BL: Tell us a bit about your background:
HB: I do a lot of costuming for reenactments and comic book conventions. I also have an Etsy shop where I sell vintage pieces that’ I’ve found on my own. I have been at Blank Label for one year.
BL: How you would define strategic wardrobe planning?
HB: If someone doesn’t have an unlimited amount of money to spend on their wardrobe, I want to make sure they’re getting the best value for their dollar. That’s part of it, strategically planning where to put those dollars.
For instance, don’t just think about how a suit looks together as a two-piece suit. Start mixing and matching it with the pieces that are already in your wardrobe. If you have a simple, glen plaid suit, you can pair the pants with a navy blazer and it will look fantastic. Or you can take the jacket from a glen plaid suit and wear it as a sportcoat with jeans or gray slacks.
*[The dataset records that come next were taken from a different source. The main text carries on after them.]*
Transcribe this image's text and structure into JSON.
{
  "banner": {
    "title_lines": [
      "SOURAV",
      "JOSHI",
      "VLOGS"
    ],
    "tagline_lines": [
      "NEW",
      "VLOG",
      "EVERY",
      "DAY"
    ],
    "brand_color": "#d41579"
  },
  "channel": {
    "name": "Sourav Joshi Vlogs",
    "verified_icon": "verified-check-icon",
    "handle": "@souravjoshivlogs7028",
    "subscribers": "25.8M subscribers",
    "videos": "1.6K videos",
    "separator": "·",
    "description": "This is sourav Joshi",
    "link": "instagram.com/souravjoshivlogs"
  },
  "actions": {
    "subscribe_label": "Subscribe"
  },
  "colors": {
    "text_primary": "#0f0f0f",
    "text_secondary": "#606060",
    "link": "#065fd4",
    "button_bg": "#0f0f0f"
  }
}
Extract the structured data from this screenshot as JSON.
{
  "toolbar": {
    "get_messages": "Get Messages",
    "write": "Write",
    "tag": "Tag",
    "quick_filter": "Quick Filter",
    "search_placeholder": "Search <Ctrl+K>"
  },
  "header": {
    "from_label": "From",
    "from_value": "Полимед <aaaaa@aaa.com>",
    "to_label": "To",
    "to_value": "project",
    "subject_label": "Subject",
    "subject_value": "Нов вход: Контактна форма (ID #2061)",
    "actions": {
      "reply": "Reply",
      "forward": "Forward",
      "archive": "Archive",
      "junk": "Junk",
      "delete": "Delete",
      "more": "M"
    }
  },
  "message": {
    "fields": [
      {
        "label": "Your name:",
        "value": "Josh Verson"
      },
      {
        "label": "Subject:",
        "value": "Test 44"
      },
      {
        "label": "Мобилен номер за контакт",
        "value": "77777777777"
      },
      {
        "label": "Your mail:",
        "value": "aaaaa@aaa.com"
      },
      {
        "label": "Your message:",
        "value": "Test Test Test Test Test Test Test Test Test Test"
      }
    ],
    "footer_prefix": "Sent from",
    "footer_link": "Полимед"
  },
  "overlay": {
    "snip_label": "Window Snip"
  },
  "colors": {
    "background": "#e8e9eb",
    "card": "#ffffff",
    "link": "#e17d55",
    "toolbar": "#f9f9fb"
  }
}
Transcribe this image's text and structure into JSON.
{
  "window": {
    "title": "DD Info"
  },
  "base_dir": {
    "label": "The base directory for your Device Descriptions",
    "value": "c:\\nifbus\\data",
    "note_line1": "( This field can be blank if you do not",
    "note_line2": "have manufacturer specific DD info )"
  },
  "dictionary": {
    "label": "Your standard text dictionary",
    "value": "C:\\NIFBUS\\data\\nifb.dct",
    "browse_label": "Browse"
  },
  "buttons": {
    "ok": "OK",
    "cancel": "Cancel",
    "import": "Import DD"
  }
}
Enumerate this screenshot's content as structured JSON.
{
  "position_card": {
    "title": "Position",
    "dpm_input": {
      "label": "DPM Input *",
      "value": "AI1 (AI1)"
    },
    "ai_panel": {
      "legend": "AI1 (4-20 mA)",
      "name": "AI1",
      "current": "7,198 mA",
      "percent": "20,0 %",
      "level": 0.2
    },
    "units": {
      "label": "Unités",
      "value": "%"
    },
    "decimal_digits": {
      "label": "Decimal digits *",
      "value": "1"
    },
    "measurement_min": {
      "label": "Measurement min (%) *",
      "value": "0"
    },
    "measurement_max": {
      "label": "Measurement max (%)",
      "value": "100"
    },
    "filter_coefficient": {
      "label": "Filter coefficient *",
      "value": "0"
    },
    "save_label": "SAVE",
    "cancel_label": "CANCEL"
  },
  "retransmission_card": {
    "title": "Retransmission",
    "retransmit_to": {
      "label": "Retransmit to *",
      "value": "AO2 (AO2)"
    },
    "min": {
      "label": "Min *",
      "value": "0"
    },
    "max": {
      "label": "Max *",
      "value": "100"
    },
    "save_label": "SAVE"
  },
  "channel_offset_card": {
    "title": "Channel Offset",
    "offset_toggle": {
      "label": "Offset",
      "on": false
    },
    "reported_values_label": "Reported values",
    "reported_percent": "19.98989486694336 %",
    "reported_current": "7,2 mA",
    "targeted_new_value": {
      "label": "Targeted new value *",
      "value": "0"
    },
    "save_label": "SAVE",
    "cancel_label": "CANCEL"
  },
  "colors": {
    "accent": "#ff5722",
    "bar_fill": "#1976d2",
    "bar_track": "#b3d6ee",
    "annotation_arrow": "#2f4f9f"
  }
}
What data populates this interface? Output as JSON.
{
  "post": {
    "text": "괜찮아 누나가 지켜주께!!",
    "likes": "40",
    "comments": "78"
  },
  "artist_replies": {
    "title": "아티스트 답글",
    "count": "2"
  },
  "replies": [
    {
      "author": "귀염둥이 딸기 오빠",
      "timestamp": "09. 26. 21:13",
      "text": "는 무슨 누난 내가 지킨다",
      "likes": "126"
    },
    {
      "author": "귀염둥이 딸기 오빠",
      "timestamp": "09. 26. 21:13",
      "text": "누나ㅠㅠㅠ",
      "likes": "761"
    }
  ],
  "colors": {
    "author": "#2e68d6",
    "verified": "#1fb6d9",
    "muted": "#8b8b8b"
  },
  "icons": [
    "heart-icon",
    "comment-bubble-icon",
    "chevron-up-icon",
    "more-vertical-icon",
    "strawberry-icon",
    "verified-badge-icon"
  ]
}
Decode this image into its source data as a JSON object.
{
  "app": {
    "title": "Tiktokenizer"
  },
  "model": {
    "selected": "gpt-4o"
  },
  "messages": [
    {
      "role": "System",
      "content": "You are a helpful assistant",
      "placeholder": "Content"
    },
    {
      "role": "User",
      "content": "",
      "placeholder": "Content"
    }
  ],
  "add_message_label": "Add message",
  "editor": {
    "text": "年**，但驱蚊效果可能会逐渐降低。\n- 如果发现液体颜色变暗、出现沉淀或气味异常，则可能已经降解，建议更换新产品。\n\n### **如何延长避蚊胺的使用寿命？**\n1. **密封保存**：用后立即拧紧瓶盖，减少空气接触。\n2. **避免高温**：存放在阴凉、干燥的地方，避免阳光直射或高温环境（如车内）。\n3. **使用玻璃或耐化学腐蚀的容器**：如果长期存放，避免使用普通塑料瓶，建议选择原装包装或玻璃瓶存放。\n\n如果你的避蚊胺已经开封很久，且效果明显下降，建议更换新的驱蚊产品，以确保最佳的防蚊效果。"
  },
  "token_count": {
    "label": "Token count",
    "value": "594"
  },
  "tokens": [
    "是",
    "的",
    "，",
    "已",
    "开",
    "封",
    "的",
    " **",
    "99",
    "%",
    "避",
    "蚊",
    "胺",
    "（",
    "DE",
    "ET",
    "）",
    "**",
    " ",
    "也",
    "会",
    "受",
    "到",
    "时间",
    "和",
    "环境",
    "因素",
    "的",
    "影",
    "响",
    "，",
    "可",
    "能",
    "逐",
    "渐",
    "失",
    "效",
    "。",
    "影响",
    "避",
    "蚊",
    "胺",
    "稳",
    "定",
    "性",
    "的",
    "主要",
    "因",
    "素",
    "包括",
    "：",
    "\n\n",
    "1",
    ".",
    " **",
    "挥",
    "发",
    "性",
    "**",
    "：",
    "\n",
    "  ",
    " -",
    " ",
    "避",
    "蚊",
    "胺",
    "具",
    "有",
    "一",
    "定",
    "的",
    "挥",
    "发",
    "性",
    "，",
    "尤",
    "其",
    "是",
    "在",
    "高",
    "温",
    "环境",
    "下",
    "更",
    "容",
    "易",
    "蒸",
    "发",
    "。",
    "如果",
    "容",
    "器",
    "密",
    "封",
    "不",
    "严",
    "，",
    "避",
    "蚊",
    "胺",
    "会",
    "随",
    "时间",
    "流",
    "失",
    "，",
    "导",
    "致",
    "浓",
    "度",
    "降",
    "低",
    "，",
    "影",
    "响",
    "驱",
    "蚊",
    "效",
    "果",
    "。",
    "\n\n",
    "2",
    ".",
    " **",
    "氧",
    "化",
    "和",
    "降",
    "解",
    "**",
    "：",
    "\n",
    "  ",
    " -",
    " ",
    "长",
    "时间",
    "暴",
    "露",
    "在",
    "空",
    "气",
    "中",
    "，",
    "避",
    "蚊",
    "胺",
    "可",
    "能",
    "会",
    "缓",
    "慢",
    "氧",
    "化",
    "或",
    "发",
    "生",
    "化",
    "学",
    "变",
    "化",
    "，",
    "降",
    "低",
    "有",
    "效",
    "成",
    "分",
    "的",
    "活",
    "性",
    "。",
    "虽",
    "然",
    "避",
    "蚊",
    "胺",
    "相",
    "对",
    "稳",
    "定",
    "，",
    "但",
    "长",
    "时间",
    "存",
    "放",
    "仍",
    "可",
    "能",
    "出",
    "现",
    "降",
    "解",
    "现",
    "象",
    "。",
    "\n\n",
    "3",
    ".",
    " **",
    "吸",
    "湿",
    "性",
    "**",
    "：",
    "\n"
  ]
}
So now you’ve got three outfits from just one suit.
ET: If you had a client whose wardrobe was a blank slate, where would you tell them to begin?
HB: You can’t go wrong with a solid navy or grey suit, which you can personalize with details like contrast lining, slant pockets or a ticket pocket.
ET: Where would you tell them to go next?
HB: After your navy or grey suit is taken care of, you can do one of two things. You can expand into a color that not everybody has in their wardrobe, such as mid-grey or brown. Or something with a little bit of pattern. I really like the simplicity of glen plaid, which can be worn separately with pieces you already have. You can wear it as a sportcoat, even with jeans and a T-Shirt to be very casual. Or you can dress it up very nicely by wearing it with a dress shirt, with or without a tie.
ET: What would you consider the basic man’s wardrobe to be?
HB: Three suits: a navy, a mid-grey, and either another color or a simple, go-to pattern. Having those first three suits also increases your rotation, so you’re not wearing the same suit every day.
After that, I would say a white, a blue and a lavender shirt. You can’t go wrong with having those in your wardrobe. Past that you can be a little more unique: I always recommend something with a little texture, like an oxford or something with a herringbone weave. They’re not crazy, but just a little bit more unique than your average shirt.
For pants, you can’t go wrong matching navy or grey slacks with pieces you already have. Next, you could branch out with some patterned pants in a very bold or a very simple pattern. Following that, I would say it never hurts to have a really well-fitted pair of khakis
ET: What would you say is the most versatile piece in a man’s wardrobe?
HB: Probably a navy blazer, whether that’s your standard, traditional blazer with gold-plated buttons or just a nicely fitted navy jacket. If you are going to do a plain navy blazer, I recommend using a fabric that has a little texture to it. That makes it a little bit more distinctive than just a navy suit fabric. And you can dress it up very nicely with a shirt and tie. I wear my navy blazer a lot with jeans and a t-shirt. It’s a little bit shorter so it doesn’t look like it’s a piece of a suit that’s missing.
ET: Can you give me an example of how you get clients to think of new and different ways to wear the pieces they have?
HB: Not a lot of guys would think of doing a navy blazer with a t-shirt. You certainly can, and it looks very handsome. Whether that’s just a plain white ringer t-shirt or a v-neck, that’s just one way that you can wear something a little differently.